Et puis ces jeunes femmes sont invitantes. Si elles ne l’étaient pas, elles n’auraient pas pris deux hommes comme porte-parole.

Je termine par le plus important : je déteste le mot « marge ». C’est un terme que la norme a inventé pour exclure les audaces, les provocations, la pulsion. C’est un terme qui réconforte le bourgeois : les marginaux dans la marge, et les vaches seront bien gardées.

Le OFFTA n’est pas dans la marge : il est au centre.

Au cœur de la Cité.

Il n’est pas repoussé dans ces bandes blanches en périphérie de la page, ceinturées de rouge : il est LE texte, lui aussi. Peut-être lui avant tout.

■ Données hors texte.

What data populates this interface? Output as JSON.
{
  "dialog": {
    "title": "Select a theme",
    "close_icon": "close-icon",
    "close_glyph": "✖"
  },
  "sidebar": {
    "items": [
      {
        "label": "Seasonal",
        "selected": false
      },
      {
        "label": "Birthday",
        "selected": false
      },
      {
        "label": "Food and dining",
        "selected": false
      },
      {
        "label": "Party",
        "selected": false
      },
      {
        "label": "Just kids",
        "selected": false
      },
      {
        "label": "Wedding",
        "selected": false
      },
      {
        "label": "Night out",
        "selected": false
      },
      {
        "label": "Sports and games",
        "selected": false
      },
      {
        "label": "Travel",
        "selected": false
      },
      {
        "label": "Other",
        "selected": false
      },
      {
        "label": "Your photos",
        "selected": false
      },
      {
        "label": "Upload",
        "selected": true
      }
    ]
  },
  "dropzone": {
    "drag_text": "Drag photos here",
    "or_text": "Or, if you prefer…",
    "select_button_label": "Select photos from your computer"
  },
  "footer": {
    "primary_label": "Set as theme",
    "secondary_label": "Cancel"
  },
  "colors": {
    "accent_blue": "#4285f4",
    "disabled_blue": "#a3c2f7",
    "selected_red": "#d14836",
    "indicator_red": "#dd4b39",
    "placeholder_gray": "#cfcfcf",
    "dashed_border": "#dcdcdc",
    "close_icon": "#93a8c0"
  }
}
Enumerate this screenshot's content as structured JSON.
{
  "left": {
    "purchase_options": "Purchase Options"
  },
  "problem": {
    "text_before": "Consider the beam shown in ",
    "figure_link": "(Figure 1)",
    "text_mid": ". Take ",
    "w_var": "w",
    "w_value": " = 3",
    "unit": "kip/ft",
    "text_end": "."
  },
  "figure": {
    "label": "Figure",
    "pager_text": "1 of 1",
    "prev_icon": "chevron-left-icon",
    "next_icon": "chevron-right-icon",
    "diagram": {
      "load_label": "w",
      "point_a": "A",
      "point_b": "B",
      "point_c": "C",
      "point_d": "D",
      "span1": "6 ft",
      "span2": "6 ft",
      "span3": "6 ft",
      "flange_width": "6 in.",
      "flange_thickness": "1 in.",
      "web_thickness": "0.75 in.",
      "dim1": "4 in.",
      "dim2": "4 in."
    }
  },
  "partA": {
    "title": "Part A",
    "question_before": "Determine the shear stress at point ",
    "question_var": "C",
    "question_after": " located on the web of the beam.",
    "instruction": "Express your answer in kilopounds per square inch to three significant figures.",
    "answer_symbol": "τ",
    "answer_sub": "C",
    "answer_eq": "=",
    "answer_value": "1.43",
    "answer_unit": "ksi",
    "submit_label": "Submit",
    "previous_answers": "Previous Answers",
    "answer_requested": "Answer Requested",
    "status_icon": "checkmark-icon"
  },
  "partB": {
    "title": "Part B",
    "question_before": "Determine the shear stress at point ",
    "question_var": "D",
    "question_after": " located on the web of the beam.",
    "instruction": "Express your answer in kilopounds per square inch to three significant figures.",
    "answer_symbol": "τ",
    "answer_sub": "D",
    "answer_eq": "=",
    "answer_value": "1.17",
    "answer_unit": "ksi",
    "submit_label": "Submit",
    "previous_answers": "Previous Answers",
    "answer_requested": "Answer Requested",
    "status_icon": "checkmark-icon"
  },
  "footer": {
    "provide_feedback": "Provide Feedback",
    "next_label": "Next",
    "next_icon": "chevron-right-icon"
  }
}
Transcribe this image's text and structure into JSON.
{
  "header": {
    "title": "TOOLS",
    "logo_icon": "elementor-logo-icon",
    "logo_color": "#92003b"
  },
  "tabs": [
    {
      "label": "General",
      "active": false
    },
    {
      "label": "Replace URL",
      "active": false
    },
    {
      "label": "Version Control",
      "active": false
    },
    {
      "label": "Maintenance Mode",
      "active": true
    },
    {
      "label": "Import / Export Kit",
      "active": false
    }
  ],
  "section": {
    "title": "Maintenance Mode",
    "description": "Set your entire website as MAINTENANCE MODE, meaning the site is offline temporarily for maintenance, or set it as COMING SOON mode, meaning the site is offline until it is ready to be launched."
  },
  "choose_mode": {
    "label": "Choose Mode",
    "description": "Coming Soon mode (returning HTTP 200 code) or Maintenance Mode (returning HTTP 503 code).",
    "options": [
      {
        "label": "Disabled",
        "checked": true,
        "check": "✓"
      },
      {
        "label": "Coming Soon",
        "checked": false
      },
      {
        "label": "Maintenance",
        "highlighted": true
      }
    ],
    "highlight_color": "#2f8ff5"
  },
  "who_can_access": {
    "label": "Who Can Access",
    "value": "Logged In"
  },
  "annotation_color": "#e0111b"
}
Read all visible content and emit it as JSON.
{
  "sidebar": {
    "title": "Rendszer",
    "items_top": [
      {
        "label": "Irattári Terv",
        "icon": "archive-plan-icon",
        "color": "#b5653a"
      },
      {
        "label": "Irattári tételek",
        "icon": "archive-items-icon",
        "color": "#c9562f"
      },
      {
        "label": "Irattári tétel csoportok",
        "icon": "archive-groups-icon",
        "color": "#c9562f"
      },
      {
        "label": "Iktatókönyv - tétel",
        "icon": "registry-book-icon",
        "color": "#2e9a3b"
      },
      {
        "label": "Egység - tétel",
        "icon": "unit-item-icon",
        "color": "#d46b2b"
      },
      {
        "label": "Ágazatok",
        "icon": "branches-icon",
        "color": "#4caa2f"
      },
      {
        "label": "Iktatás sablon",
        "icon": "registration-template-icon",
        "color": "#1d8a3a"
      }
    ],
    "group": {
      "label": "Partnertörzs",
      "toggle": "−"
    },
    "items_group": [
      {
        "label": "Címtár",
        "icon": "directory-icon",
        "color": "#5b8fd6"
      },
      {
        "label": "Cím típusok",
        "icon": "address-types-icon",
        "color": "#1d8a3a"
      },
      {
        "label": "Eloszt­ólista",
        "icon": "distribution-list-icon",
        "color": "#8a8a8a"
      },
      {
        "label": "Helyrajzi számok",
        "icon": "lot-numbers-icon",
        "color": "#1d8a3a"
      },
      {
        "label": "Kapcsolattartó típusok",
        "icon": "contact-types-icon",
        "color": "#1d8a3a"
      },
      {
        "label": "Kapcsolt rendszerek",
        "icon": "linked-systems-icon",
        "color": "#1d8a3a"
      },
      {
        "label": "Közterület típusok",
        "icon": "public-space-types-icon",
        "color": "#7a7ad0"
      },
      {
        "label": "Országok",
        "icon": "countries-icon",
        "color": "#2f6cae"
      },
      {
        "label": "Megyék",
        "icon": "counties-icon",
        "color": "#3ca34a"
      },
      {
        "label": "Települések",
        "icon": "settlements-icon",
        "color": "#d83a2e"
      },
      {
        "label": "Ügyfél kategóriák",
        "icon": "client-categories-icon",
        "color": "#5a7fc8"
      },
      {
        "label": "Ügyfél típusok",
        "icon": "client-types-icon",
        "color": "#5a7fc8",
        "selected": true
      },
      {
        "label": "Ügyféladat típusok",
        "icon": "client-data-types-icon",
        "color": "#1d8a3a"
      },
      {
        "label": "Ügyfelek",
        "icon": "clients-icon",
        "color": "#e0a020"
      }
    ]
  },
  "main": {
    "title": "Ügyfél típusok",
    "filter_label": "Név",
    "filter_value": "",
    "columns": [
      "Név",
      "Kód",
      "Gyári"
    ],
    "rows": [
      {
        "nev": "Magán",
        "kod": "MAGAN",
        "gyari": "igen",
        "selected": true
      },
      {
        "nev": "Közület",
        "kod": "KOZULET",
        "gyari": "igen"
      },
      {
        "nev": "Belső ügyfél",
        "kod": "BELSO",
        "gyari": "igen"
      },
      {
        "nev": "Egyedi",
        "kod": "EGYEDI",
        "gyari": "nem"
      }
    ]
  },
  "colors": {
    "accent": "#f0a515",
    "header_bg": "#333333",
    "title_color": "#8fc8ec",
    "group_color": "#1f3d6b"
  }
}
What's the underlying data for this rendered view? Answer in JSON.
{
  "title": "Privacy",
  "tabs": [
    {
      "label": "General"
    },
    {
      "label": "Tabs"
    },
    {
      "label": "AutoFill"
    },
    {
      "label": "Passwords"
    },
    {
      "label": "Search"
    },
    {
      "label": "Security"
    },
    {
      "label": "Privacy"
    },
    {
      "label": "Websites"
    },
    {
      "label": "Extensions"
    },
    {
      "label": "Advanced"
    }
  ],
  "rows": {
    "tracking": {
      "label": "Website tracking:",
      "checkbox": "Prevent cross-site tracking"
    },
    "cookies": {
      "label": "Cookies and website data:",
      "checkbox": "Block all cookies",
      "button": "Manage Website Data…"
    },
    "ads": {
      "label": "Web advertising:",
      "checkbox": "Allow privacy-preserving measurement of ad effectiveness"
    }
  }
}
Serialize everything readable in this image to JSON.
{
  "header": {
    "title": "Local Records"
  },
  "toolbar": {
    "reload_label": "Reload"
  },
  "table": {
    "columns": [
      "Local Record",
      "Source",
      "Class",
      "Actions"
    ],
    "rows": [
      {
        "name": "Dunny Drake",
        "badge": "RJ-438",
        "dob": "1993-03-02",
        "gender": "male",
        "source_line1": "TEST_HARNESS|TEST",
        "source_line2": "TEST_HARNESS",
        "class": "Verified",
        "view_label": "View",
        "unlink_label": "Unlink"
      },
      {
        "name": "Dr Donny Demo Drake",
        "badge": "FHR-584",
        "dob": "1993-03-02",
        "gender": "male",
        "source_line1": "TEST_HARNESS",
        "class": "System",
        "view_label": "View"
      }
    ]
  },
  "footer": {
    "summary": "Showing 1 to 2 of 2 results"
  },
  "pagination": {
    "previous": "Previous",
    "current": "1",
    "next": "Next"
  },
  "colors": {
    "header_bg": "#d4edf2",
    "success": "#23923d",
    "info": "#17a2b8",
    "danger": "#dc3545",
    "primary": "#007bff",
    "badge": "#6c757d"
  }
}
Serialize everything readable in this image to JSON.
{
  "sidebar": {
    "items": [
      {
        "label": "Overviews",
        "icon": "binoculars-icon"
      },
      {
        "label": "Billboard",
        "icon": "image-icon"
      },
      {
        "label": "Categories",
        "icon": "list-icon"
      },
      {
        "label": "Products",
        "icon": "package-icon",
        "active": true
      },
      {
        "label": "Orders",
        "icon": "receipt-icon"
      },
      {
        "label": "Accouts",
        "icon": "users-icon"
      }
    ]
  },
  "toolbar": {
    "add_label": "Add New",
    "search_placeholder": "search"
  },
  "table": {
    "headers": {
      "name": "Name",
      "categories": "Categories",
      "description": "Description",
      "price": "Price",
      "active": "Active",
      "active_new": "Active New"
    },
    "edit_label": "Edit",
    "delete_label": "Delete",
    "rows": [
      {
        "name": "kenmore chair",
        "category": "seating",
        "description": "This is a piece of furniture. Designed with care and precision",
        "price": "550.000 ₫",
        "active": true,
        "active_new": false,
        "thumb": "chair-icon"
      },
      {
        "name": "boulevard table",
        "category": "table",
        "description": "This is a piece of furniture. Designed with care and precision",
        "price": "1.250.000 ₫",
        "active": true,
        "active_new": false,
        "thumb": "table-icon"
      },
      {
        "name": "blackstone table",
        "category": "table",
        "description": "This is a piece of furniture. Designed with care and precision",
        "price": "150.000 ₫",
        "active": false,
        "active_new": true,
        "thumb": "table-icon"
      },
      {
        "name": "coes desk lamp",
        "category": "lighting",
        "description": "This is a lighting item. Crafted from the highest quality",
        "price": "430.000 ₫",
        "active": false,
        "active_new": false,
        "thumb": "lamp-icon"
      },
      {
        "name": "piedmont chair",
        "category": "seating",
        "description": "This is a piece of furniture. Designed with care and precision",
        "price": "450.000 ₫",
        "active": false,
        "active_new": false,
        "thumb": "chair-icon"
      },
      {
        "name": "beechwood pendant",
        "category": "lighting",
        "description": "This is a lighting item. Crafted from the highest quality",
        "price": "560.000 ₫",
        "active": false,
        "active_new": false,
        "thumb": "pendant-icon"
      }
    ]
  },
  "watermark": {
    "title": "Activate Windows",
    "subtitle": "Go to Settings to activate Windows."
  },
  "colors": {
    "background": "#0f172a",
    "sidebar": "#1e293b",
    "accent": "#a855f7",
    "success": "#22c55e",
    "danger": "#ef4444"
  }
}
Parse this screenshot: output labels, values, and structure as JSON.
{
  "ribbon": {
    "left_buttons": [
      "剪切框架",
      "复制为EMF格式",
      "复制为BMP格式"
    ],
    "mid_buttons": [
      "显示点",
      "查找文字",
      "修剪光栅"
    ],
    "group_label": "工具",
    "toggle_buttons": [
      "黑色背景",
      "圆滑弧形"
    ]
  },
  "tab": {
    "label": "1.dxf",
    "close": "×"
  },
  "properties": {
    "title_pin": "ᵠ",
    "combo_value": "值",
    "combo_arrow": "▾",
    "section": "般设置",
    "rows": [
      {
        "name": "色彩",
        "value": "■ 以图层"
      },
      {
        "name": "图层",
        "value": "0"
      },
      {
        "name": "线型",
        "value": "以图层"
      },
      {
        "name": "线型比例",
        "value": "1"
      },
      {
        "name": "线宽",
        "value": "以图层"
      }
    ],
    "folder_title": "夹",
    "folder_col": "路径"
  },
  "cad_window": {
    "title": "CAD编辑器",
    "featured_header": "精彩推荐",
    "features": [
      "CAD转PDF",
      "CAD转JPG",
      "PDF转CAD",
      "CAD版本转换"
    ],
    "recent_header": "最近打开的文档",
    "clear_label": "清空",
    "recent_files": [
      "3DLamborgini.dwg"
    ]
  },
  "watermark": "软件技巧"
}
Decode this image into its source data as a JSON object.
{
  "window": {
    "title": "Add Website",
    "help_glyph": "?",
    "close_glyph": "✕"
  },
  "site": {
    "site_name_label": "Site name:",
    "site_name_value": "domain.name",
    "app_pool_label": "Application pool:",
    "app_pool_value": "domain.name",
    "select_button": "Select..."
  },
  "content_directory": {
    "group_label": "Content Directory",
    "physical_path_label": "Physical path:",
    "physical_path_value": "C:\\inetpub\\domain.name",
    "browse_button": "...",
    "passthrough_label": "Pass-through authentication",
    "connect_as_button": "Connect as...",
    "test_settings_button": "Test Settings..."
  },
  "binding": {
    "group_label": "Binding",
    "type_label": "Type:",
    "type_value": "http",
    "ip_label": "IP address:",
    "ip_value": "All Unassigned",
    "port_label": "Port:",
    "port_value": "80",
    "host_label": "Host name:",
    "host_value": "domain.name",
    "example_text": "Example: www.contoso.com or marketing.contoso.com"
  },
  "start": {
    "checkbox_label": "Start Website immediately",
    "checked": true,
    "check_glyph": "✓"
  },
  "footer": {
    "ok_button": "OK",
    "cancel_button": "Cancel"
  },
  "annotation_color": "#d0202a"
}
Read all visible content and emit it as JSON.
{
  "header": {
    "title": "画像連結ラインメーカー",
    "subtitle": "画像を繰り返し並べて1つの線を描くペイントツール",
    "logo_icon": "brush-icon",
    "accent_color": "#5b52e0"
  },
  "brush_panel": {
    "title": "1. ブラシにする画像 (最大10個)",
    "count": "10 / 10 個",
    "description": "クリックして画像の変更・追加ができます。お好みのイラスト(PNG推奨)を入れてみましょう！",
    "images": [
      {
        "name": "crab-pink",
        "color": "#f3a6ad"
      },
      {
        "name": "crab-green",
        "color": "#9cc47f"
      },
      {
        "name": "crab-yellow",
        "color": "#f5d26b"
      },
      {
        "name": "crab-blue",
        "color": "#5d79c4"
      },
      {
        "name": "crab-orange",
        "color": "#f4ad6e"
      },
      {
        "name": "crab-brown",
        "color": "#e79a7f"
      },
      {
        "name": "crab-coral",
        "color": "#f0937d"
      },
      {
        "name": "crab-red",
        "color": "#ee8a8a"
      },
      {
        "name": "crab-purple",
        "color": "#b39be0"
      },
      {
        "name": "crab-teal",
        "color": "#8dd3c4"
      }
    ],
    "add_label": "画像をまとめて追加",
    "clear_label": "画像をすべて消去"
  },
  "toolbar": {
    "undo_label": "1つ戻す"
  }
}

La vraie marge – c’est-à-dire les annotations superficielles à gauche des mots, les petits dessins comiques en bordure, les taches de café, bref tout ce qui ne restera pas de l’œuvre, tout ce qui s’effacera dans le temps – elle est plutôt le réceptacle de l’industrie culturelle, des temples du divertissement et des institutions asphyxiées. Des morts-vivants ou pire (et plus fréquent), des vivants-morts. La marge, c’est eux.

Pas nous.

Longue vie au OFFTA, pour la santé de la ville.